Regularized k-POD clustering for missing data
Conference
65th ISI World Statistics Congress 2025
Format: CPS Poster - WSC 2025
Keywords: clustering, k-means, missing-data
Abstract
The k-means clustering is one of the most popular clustering methods, the main idea of which is to find k cluster centers and then cluster data points by assigning them to their nearest centers. Although missing data is common in many applications, clustering for missing data receives far less attention. Recently, the k-POD clustering is proposed as a natural extension for k-means clustering to missing data, which alternatively imputes missing entries by current cluster centers and conducts k-means clustering. It requires no assumptions on missingness mechanisms and can be applicable for high dimensional data and even large missingness proportions.

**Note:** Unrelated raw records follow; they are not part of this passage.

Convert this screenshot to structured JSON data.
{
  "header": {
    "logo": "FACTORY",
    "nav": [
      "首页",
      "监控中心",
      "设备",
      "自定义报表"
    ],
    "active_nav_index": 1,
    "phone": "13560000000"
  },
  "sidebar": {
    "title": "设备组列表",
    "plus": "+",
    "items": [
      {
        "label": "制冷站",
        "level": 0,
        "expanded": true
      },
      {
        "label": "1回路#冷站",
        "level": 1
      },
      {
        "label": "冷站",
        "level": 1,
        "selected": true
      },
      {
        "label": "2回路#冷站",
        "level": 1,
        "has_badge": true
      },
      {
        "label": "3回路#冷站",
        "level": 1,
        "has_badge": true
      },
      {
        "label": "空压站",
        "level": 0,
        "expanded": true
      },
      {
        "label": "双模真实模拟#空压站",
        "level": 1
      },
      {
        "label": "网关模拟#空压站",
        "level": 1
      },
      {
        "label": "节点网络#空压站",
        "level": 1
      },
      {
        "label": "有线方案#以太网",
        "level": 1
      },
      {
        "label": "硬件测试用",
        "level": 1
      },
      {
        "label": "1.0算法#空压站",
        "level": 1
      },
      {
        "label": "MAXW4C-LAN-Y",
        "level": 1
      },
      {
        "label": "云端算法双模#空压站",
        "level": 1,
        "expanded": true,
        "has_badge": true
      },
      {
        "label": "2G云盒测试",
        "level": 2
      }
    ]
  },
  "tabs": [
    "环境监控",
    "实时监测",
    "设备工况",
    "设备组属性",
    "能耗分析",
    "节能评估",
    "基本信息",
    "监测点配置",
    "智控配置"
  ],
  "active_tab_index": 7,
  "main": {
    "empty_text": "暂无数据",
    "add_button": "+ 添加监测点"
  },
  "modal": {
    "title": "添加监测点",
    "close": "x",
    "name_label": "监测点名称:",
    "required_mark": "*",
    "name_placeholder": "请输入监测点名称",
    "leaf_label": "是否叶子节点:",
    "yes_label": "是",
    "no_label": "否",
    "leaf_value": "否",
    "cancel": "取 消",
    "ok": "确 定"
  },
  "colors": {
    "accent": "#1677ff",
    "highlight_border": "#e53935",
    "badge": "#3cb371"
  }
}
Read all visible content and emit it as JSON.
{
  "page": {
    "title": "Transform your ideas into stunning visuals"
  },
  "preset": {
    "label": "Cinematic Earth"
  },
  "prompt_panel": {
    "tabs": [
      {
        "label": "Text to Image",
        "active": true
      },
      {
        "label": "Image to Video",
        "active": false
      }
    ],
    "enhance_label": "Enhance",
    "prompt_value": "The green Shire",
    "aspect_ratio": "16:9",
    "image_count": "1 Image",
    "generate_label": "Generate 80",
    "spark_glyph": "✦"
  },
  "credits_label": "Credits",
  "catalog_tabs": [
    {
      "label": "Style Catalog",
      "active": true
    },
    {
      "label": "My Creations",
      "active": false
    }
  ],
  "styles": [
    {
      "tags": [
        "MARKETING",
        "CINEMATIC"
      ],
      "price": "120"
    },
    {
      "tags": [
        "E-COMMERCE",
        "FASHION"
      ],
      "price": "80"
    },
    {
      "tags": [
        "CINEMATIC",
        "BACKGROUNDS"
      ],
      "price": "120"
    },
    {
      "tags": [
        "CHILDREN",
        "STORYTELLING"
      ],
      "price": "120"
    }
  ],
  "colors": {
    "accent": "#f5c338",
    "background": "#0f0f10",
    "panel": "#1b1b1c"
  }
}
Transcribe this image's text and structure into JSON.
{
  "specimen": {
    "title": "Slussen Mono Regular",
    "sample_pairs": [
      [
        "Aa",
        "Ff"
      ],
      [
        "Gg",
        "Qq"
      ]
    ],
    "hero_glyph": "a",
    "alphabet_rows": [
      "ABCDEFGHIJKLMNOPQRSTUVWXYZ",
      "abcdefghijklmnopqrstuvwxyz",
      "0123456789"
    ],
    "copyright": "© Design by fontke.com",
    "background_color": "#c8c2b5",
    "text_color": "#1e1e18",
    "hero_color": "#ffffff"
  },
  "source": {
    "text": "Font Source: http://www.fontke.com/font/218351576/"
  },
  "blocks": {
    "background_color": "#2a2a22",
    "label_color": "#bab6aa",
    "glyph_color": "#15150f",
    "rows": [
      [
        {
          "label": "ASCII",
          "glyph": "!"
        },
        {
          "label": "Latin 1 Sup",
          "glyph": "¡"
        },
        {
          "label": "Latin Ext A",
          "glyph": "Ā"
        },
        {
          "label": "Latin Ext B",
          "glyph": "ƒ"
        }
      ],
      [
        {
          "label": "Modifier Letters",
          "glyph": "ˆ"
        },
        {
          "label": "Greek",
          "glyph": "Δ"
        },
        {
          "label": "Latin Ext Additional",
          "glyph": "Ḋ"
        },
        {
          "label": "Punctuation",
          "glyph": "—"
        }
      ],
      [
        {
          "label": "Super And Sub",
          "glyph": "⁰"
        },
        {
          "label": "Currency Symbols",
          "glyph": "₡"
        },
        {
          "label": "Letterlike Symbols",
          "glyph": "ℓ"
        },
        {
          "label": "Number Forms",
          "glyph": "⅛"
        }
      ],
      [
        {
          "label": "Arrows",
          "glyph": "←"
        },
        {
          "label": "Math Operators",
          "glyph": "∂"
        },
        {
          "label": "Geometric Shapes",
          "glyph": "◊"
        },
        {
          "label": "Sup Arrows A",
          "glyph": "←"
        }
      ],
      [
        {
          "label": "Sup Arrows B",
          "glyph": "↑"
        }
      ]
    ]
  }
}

However, the estimated cluster centers by k-POD clustering are generally biased, which thus makes the corresponding clustering results unreliable. In this work, we focus on reducing the bias and improving the performance of k-POD clustering. Motivated by the observation that the bias often occurs when there exist noise features that have no contribution to clustering, we propose a novel regularized k-POD clustering by penalizing cluster centers feature-wisely. This makes it possible to shrink the cluster centers in noise features and reduce the bias. The optimization procedure is based on the majorization-minimization algorithm, which ensures convergence. By comparing the proposed method with other methods, the results of numerical experiments and applications on real-world data both show a lower bias in estimating cluster centers as well as better performance in clustering.